This schema, while not necessarily the most optimal, exploits a number of popular PostgreSQL features, including primary keys, foreign keys, partitioning, and indexes.

We will migrate each of these concepts to their ClickHouse equivalents.

For those users who wish to populate this dataset into a PostgreSQL instance to test migration steps, we have provided the data in `pg_dump` format for download with the DDL, and subsequent data load commands are shown below:

```bash theme={null}
# users
wget https://datasets-documentation.s3.eu-west-3.amazonaws.com/stackoverflow/pdump/2024/users.sql.gz
gzip -d users.sql.gz
psql < users.sql

# posts
wget https://datasets-documentation.s3.eu-west-3.amazonaws.com/stackoverflow/pdump/2024/posts.sql.gz
gzip -d posts.sql.gz
psql < posts.sql

# posthistory
wget https://datasets-documentation.s3.eu-west-3.amazonaws.com/stackoverflow/pdump/2024/posthistory.sql.gz
gzip -d posthistory.sql.gz
psql < posthistory.sql

# comments
wget https://datasets-documentation.s3.eu-west-3.amazonaws.com/stackoverflow/pdump/2024/comments.sql.gz
gzip -d comments.sql.gz
psql < comments.sql

# votes
wget https://datasets-documentation.s3.eu-west-3.amazonaws.com/stackoverflow/pdump/2024/votes.sql.gz
gzip -d votes.sql.gz
psql < votes.sql

# badges
wget https://datasets-documentation.s3.eu-west-3.amazonaws.com/stackoverflow/pdump/2024/badges.sql.gz
gzip -d badges.sql.gz
psql < badges.sql

# postlinks
wget https://datasets-documentation.s3.eu-west-3.amazonaws.com/stackoverflow/pdump/2024/postlinks.sql.gz
gzip -d postlinks.sql.gz
psql < postlinks.sql
```

While small for ClickHouse, this dataset is substantial for Postgres. The above represents a subset covering the first three months of 2024.

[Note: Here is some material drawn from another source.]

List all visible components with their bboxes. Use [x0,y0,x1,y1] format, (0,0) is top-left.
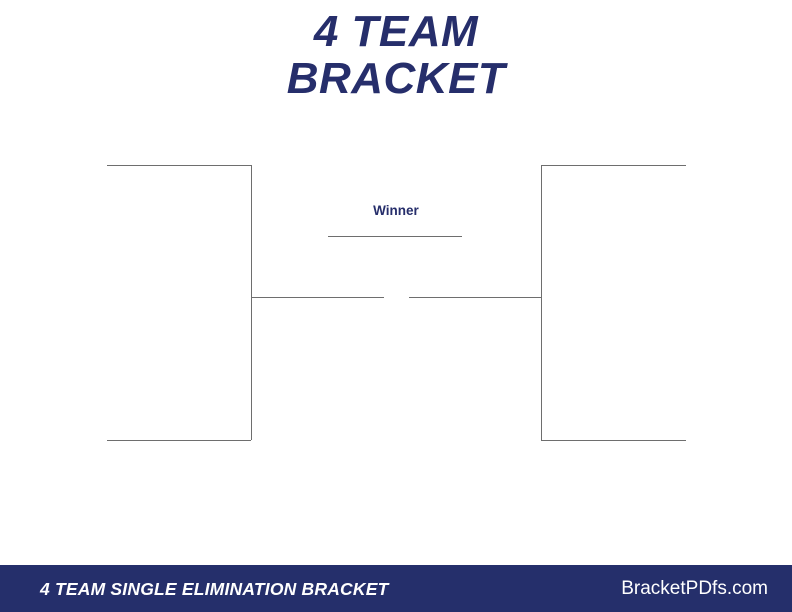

> While our example results use the full dataset to show performance differences between Postgres and Clickhouse, all steps documented below are functionally identical with the smaller subset. Users wanting to load the full dataset into Postgres see [here](https://pastila.nl/?00d47a08/1c5224c0b61beb480539f15ac375619d#XNj5vX3a7ZjkdiX7In8wqA==). Due to the foreign constraints imposed by the above schema, the full dataset for PostgreSQL only contains rows that satisfy referential integrity. A [Parquet version](/get-started/sample-datasets/stackoverflow), with no such constraints, can be easily loaded directly into ClickHouse if needed.

<h2 id="migrating-data">
  Migrating data
</h2>

<h3 id="real-time-replication-or-cdc">
  Real time replication (CDC)
</h3>

Refer to this [guide](/integrations/clickpipes/postgres/index) to set up ClickPipes for PostgreSQL. The guide is covering many different types of source Postgres instances.

With CDC approach using ClickPipes or PeerDB, each tables in the PostgreSQL database are automatically replicated in ClickHouse.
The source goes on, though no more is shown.